Thursday, 30 June 2016

A Flag Without a Country - dreaming of the future while the present holds you back

This unusual documentary is an interesting tale of Kurdish celebrity, mixing doc footage, scripted scenes and reconstructions of past events.  It cuts between the life of pilot Nuriman and singer Helan (aka Helly Luv), recently returned to Kurdistan from Finland where her family fled during her childhood.

It’s a charming film, and a different take to what you might expect to a film about a place looking after thousands of refugees and with the fight against ISIS creeping into view as the film progresses. But instead of focussing on the dark and tragic, the message here is of unusual characters seeking achieve their dreams and serve their people by inspiring them against the odds.

The best sections are undoubtedly those about indefatigable pilot Nuriman, whose determination and geniality stop their being anything laughable about his slightly madcap schemes – this is a man who first gained fame in Kurdistan by building a homemade plane and being a self-taught pilot, in order to fly to visit a long lost love in Iran during the Iran-Iraq war – and surviving! His spirits are a little lower after a plane crash during an election stunt, but he is determined to inspire refugee kids by building another plane with them and teaching them the basics of being a pilot. His journey is wonderfully and affectionately told.

The mixture of recreated scenes and documentary worked slightly less well on the scenes about singer Helan, as they had a bit of reality TV feel rather than the more sincere tone of a documentary and the contrast between her current showbiz life and the harshness of her childhood sometimes jarred rather than strengthening the power of each story by providing contrast to each other. It might not have helped that her story opens with her scavenging and borrowing AK47s, a lion and some Kurdish refugee children from Syria. It turned to be for a music video, but it was a very unnerving start! But Helan also shows an indefatigable spirit and it is hard not to warm to her eventually.
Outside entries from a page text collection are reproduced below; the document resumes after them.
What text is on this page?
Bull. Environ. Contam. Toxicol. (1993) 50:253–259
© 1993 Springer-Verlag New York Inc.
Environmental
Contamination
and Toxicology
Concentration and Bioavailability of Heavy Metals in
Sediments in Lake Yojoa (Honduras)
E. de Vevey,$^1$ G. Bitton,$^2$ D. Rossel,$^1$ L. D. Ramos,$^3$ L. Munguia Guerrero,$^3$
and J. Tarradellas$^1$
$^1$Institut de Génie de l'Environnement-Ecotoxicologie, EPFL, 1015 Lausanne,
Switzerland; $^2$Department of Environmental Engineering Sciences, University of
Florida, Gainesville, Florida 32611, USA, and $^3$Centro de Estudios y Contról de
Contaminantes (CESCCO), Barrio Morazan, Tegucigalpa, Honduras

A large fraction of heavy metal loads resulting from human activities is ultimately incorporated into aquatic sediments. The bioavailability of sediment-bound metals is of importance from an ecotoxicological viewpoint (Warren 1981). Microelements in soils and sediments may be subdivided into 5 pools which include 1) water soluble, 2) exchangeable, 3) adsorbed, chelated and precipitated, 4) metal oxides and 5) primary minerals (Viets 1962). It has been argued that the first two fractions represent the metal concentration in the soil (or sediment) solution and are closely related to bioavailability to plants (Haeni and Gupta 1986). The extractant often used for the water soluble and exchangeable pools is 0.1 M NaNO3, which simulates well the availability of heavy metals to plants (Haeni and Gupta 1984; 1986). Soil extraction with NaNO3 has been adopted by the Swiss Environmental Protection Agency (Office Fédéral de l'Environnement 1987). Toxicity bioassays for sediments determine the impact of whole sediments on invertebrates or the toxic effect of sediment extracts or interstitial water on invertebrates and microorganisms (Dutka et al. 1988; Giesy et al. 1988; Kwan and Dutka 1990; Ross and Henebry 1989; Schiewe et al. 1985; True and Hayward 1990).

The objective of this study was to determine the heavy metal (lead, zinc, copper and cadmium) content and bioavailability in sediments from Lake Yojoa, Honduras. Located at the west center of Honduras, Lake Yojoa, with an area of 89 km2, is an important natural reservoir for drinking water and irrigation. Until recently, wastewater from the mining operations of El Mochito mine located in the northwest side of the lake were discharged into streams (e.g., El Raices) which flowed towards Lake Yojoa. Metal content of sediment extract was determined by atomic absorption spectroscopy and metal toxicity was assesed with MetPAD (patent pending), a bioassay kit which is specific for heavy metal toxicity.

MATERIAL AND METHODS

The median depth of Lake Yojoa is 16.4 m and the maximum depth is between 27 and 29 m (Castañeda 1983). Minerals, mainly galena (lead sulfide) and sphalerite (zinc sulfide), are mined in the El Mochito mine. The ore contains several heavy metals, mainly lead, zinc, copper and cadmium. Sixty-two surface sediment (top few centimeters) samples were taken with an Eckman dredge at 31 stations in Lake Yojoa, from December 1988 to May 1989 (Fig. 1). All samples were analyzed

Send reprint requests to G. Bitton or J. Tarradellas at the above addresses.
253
This is a film trying to show the power of the belief of a people without their own state through two very individual characters and maybe occasionally overdid the national pride rather than being fully objective. But it is understandable give the context of the film as the consequences of the conflict in Syria and the rest of Iraq spill over into Kurdistan and the Peshmerga organise to fight back. All in all this is a different and interesting look at Kurdistan and a portrait of a place growing in confidence and success just before calamity starts to seep through its borders.